Officials of both the World Bank and the African Union (AU) in Addis Ababa have launched
the 2011 World Development Report, published by the World Bank.

Sarah Cliff, a World Bank Representative, and Ramtane Lamamra, the AU Commissioner for
Peace and Security, represented the two bodies at the occasion.

Presenting the executive summary of the report, which was titled ‘Conflict, Security and
Development', Ms Cliff said it focused on peace, security, conflict, human rights violation,
suffering of people, and violence.

"It focuses on development initiative and development in Africa, impact on development and
violence, trends of violence and development, forms of violence as it affects development,
increased crime, and drug trafficking in Africa," she said.

Ms Cliff said the report also looked at internal and external pressures on society, among other
issues.

"These are the high levels of unemployment, youth recruitment into rebel movements and
gangs, and impacts of economic shocks, especially from high prices of food," she said.

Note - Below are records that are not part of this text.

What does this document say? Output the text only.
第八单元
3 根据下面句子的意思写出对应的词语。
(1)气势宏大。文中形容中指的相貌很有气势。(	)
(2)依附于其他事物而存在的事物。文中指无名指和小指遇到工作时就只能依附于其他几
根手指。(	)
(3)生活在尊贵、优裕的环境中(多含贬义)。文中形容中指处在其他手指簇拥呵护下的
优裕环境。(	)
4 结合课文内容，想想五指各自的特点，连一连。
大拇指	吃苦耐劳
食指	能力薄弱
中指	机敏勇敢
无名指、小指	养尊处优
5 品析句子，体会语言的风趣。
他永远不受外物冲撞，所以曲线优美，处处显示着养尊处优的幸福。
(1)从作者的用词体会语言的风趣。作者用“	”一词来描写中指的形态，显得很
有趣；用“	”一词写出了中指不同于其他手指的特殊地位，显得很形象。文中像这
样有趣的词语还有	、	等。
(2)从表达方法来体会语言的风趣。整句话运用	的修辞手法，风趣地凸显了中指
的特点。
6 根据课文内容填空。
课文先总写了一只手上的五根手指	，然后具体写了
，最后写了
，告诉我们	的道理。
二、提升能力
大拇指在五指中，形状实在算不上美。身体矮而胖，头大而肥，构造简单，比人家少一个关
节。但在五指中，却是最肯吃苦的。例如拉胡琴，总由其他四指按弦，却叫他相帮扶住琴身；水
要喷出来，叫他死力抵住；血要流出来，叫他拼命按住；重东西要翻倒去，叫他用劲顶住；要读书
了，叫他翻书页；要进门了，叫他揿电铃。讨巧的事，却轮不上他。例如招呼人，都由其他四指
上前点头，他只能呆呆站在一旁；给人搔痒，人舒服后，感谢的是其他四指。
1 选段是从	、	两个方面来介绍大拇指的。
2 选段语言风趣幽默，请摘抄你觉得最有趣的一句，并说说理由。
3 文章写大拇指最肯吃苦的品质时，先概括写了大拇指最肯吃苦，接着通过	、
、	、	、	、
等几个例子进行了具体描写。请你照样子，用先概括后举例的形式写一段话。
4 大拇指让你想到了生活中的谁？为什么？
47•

She added that some of the solutions identified by the report include violence prevention
between states and citizens, and restoring confidence between groups, societies,
organisations, nations and communities.

The report also identifies the role of organisations like the AU Commission which have a
regional approach and solution to economic crises beyond individual countries.

Lessons from other lands

She said lessons learnt from Ghana, Liberia, and Mozambique, which recovered from
economic shocks, include the use of a bottom-up approach.

"This approach is to empower citizens for economic growth, ensure security, justice
reform mixed with traditional institutions, and job creation for the youth. Women agencies
should also be incorporated in poverty reduction and eradication programmes, while the
strengthening of anti-corruption agencies will ensure judicious use of state resources," Ms
Cliff said.

The World Bank representative said about 1.5 billion people were affected by violence and
conflict.

"This means that children of those affected were deprived of schools, decent accommodation,
adequate food and water, among other health issues."

Earlier, Mr Lamamra had said the AU Commission would continue to collaborate with the
World Bank, especially in the area of conflict prevention, management, and continental
development in general. He gave the assurance that the AU would strengthen its partnership

with the World Bank in order to reduce conflict on the continent.

The 58-page report is divided into three parts. Part one focuses on the challenges of repeated
cycles of violence, while part two talks about a roadmap for breaking cycles of violence
at the country level. The roadmap includes restoring confidence and transforming the
instrument that provides citizen security, justice, and jobs.

Part three discusses the reduction of the risk of violence as a direction for international
policy, which includes adopting community level programmes designed by country context.

This is the first time the report has been launched in Africa.